Steven Hafif, an attorney at Abrams Garfinkel Margolis Bergson, says offers like these aren't entirely uncommon, but turndowns are. "You usually hear about people accepting them," he says.
The shareholders voted 191-112 against the offer, citing issues like neighborhood and school overcrowding and the impending changes to the neighborhood's character. Construction noise and blocked sun and views (the building was planned to be 40 stories high) were other large issues, says Beverly Closs, who's lived in the building for eight years but the neighborhood for 35.
"I was against taking the buyout because it would change the neighborhood in a bad way," she says. "It would bring in more of the 1 percent," she tells BrickUnderground.
Closs, who owns a one-bedroom with a terrace, says it was tempting to take the money, but the concerns outweighed the pros. She says the board has gotten offers before, but this was the highest amount they'd received.

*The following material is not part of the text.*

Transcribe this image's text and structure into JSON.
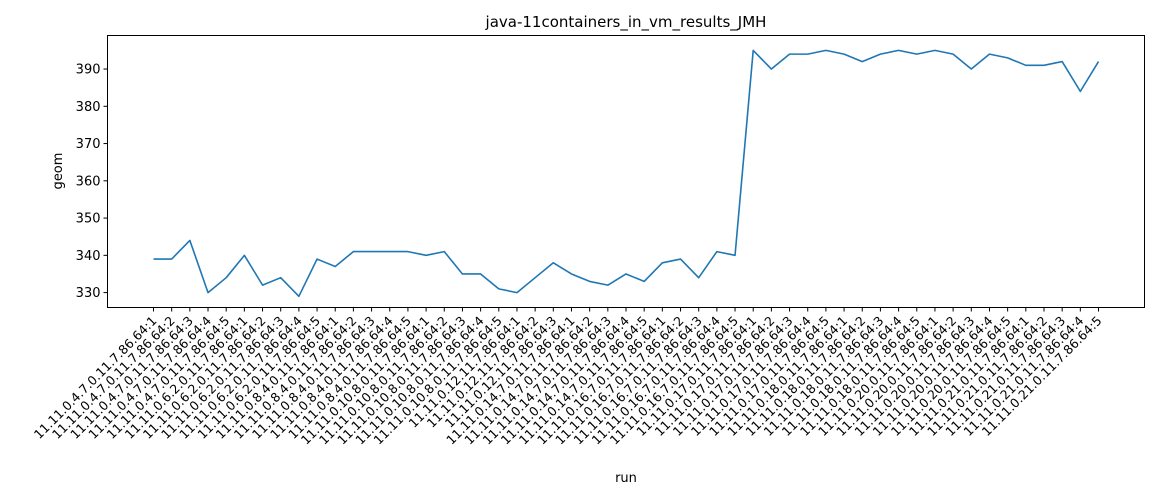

The fact that the mom-and-pop stores currently on Pineapple Walk would be demolished and likely replaced by chain stores that could afford the rent in the new condo building was another strike against it, says Closs. "We don't need anymore Gaps," she says. She pointed to the controversy surrounding a nearby Brooklyn Public Library that is being demolished and replaced with a 36-story condo tower. That deal cost the developer a mere $52 million.
Supporters of the 75 Henry Street buyout say the money could keep the co-op financially sound for the future, according to the Post. And attorney Jerry Feeney, who's worked on a lot of deals in that particular building, agrees. "I think they're being greedy," he says. "They could have paid off the building's underlying mortgage and built up their cash reserve," says Feeney. In July, he worked on an apartment that closed for $629,000. Given the share allotment, those buyers likely would have gotten $246,000. "I'd put up with a lot of dust and construction for that," he says.

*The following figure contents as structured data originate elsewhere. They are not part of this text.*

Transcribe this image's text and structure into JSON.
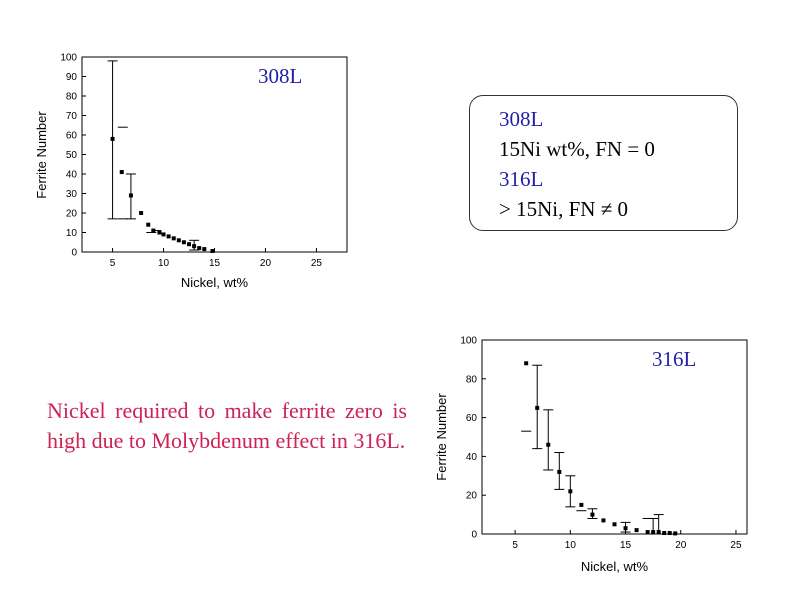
{
  "chart_data": [
    {
      "type": "scatter",
      "title": "308L",
      "xlabel": "Nickel, wt%",
      "ylabel": "Ferrite Number",
      "xlim": [
        2,
        28
      ],
      "ylim": [
        0,
        100
      ],
      "xticks": [
        5,
        10,
        15,
        20,
        25
      ],
      "yticks": [
        0,
        10,
        20,
        30,
        40,
        50,
        60,
        70,
        80,
        90,
        100
      ],
      "points": [
        {
          "x": 5.0,
          "y": 58,
          "err_low": 17,
          "err_high": 98
        },
        {
          "x": 5.9,
          "y": 41
        },
        {
          "x": 6.8,
          "y": 29,
          "err_low": 17,
          "err_high": 40
        },
        {
          "x": 7.8,
          "y": 20
        },
        {
          "x": 8.5,
          "y": 14
        },
        {
          "x": 9.0,
          "y": 11
        },
        {
          "x": 9.6,
          "y": 10
        },
        {
          "x": 10.0,
          "y": 9
        },
        {
          "x": 10.5,
          "y": 8
        },
        {
          "x": 11.0,
          "y": 7
        },
        {
          "x": 11.5,
          "y": 6
        },
        {
          "x": 12.0,
          "y": 5
        },
        {
          "x": 12.5,
          "y": 4
        },
        {
          "x": 13.0,
          "y": 3,
          "err_low": 1,
          "err_high": 6
        },
        {
          "x": 13.5,
          "y": 2
        },
        {
          "x": 14.0,
          "y": 1.5
        },
        {
          "x": 14.8,
          "y": 0.5
        }
      ],
      "extra_marks": [
        {
          "x": 6.0,
          "y": 64
        },
        {
          "x": 6.0,
          "y": 17
        },
        {
          "x": 9.3,
          "y": 11
        },
        {
          "x": 8.8,
          "y": 10
        }
      ]
    },
    {
      "type": "scatter",
      "title": "316L",
      "xlabel": "Nickel, wt%",
      "ylabel": "Ferrite Number",
      "xlim": [
        2,
        26
      ],
      "ylim": [
        0,
        100
      ],
      "xticks": [
        5,
        10,
        15,
        20,
        25
      ],
      "yticks": [
        0,
        20,
        40,
        60,
        80,
        100
      ],
      "points": [
        {
          "x": 6.0,
          "y": 88
        },
        {
          "x": 7.0,
          "y": 65,
          "err_low": 44,
          "err_high": 87
        },
        {
          "x": 8.0,
          "y": 46,
          "err_low": 33,
          "err_high": 64
        },
        {
          "x": 9.0,
          "y": 32,
          "err_low": 23,
          "err_high": 42
        },
        {
          "x": 10.0,
          "y": 22,
          "err_low": 14,
          "err_high": 30
        },
        {
          "x": 11.0,
          "y": 15
        },
        {
          "x": 12.0,
          "y": 10,
          "err_low": 8,
          "err_high": 13
        },
        {
          "x": 13.0,
          "y": 7
        },
        {
          "x": 14.0,
          "y": 5
        },
        {
          "x": 15.0,
          "y": 3,
          "err_low": 1,
          "err_high": 6
        },
        {
          "x": 16.0,
          "y": 2
        },
        {
          "x": 17.0,
          "y": 1
        },
        {
          "x": 17.5,
          "y": 1,
          "err_low": 0,
          "err_high": 8
        },
        {
          "x": 18.0,
          "y": 1,
          "err_low": 0,
          "err_high": 10
        },
        {
          "x": 18.5,
          "y": 0.5
        },
        {
          "x": 19.0,
          "y": 0.5
        },
        {
          "x": 19.5,
          "y": 0.3
        }
      ],
      "extra_marks": [
        {
          "x": 6.0,
          "y": 53
        },
        {
          "x": 11.0,
          "y": 12
        },
        {
          "x": 17.0,
          "y": 8
        }
      ]
    }
  ],
  "info_box": {
    "line1": "308L",
    "line2": "15Ni wt%, FN = 0",
    "line3": "316L",
    "line4": "> 15Ni, FN ≠ 0"
  },
  "note": "Nickel required to make ferrite zero is high due to Molybdenum effect in 316L."
}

But that opinion wasn't the most popular one. "I'd say our building is about 40 percent retired people. We're more set in our ways and we like our neighborhood as it is," says Closs.

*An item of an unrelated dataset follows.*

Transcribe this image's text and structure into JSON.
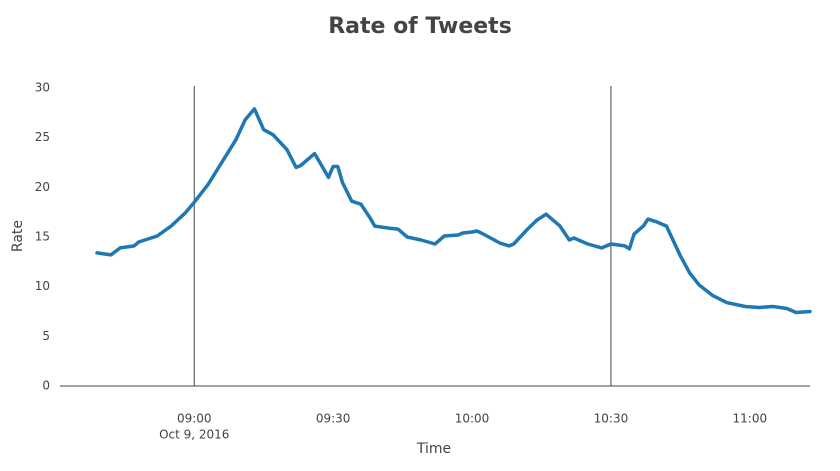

But Hafif, who's worked with developers in these kinds of situations, says this lis likely not the end of the line for the developer, who can keep coming back "until they feel they've exhausted their offers."
The developer may offer $10 or $20 million more, says Hafif, but another $55 million jump isn't likely.
"I think they'll come back with higher offers," says Closs. "But I think our building will still say no."